The solution seems to be rather straightforward

var[:,1] / var[:,0]

would output

array([1.4567172710815215e-06, 1.4567172146851526e-06,
       1.4567172885554222e-06, 1.456717270853229e-06,
       1.4567173472086283e-06, 1.4567171769655403e-06], dtype=object)

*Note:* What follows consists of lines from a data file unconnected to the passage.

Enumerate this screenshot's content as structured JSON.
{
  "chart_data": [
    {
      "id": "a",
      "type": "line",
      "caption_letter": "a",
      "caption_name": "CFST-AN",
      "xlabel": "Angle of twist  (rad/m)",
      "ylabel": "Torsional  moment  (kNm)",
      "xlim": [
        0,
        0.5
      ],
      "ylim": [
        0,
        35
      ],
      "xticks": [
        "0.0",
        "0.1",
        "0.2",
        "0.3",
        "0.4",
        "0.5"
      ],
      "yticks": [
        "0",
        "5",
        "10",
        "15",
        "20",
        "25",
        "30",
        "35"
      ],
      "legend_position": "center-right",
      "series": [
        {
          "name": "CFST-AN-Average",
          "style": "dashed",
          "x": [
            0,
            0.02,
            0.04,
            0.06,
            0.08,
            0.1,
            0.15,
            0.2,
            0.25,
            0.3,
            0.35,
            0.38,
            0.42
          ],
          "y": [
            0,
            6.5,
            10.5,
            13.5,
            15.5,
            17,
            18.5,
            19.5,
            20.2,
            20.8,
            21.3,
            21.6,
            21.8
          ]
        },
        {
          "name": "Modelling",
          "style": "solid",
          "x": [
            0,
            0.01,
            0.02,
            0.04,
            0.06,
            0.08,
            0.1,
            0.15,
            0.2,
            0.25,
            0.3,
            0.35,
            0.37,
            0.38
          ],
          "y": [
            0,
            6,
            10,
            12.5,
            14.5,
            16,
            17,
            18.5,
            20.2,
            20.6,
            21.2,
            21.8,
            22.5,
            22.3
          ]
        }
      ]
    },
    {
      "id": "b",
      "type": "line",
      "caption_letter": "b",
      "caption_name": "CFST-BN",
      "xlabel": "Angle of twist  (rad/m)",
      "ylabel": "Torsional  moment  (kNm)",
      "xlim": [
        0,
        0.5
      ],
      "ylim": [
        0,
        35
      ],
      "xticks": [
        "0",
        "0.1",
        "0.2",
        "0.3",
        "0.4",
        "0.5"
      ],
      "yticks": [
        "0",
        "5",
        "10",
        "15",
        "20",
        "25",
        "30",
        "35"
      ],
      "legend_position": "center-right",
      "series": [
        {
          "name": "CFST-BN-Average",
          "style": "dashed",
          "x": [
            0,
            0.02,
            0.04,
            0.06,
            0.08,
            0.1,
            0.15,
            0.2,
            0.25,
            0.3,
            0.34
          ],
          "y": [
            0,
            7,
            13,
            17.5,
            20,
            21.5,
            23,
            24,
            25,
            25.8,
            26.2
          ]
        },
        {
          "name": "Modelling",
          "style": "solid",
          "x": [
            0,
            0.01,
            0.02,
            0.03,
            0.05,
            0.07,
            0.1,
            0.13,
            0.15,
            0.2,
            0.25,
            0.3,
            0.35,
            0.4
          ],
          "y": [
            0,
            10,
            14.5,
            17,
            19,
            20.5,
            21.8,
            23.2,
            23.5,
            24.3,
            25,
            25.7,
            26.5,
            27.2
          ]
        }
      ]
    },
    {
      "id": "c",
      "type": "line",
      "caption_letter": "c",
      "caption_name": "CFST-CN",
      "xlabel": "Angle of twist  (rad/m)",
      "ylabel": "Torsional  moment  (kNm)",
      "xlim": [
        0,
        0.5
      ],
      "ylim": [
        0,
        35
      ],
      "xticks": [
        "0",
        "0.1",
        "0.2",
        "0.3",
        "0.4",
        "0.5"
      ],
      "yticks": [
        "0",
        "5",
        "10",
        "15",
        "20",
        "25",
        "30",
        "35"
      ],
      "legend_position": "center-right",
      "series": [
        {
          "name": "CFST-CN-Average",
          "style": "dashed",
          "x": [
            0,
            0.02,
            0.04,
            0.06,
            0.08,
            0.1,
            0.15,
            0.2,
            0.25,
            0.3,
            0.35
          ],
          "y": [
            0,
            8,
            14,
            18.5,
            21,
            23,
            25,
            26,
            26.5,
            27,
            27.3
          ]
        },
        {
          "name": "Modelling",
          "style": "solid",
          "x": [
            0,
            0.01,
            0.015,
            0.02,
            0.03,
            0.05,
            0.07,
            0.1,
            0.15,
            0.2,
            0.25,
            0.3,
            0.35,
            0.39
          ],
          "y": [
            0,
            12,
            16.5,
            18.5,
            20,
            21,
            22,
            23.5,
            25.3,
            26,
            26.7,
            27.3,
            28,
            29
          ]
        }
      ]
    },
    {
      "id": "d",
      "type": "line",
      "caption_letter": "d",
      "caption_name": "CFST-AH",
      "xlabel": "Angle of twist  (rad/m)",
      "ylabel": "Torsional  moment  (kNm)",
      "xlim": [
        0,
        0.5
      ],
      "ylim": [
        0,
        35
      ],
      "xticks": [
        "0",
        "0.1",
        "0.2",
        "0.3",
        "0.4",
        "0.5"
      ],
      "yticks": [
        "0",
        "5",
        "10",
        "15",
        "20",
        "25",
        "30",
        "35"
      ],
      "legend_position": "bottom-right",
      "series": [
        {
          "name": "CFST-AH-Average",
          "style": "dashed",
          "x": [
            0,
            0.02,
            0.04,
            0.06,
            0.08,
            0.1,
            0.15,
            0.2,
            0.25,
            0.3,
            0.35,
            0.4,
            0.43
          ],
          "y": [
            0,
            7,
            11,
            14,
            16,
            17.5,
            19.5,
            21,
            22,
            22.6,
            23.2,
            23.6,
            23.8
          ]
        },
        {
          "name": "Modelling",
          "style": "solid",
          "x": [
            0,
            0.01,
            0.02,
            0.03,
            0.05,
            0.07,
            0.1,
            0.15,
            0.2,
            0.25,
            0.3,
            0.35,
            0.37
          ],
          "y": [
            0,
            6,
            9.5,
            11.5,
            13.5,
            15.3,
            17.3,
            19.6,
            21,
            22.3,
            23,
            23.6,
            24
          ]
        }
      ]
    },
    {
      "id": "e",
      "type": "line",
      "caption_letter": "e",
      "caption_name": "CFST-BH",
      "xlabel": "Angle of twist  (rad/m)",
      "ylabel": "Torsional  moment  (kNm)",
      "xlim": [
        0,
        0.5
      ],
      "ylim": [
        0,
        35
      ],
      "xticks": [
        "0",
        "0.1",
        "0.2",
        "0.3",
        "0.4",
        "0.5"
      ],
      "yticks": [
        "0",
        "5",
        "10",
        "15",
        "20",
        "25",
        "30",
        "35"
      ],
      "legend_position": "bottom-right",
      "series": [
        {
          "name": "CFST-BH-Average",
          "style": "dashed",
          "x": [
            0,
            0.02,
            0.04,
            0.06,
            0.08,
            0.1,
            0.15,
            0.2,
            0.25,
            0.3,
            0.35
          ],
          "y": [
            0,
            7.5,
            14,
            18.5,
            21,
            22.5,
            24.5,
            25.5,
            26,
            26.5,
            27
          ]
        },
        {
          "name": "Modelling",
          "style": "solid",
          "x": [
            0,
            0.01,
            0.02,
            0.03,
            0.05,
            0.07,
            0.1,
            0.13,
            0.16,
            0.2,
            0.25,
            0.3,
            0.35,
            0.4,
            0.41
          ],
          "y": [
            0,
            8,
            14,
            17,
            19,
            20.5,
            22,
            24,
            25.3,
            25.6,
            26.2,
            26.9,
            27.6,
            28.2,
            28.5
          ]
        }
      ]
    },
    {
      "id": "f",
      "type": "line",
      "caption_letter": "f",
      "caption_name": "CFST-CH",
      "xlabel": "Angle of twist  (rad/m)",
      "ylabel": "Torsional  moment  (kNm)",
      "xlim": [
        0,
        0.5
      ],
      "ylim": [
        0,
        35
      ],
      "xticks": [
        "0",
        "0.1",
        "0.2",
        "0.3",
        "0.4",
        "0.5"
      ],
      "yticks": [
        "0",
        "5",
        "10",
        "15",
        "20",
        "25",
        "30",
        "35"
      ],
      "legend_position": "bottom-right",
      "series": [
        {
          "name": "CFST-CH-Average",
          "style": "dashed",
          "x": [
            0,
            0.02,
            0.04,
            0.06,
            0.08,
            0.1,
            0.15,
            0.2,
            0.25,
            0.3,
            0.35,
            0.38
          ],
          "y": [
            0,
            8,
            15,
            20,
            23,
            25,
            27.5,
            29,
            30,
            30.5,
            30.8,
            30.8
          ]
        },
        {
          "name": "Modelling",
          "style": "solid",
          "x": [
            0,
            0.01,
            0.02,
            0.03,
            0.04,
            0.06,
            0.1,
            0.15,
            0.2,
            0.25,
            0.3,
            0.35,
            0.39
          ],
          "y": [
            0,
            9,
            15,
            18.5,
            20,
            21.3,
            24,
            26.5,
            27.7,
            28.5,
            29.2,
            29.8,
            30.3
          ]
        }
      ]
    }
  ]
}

To reproduce define var as follows:

import numpy as np
var = np.array([list([9166855000000.0, 13353516.0]),
       list([7818836000000.0, 11389833.0]),
       list([20269756000000.0, 29527304.0]),
       list([66886956000000.0, 97435384.0]),
       list([58686560000000.0, 85489730.0]),
       list([50809440000000.0, 74014984.0])], dtype=object)

3 Comments

J don't think yiu var duplicates his. His is 1d, your's 2d
Hello Dima indeed in your example var is 2d. And when I print your var with print(var) it is different as given in my question: [[9166855000000.0 13353516.0] [7818836000000.0 11389833.0] [20269756000000.0 29527304.0] [66886956000000.0 97435384.0] [58686560000000.0 85489730.0] [50809440000000.0 74014984.0]]. print(np.shape(var)) is for your var (6, 2) and in my case I get print(np.shape(var)) (6,).
@len could you provide an example that generates a structure of shape (6,) as you are having?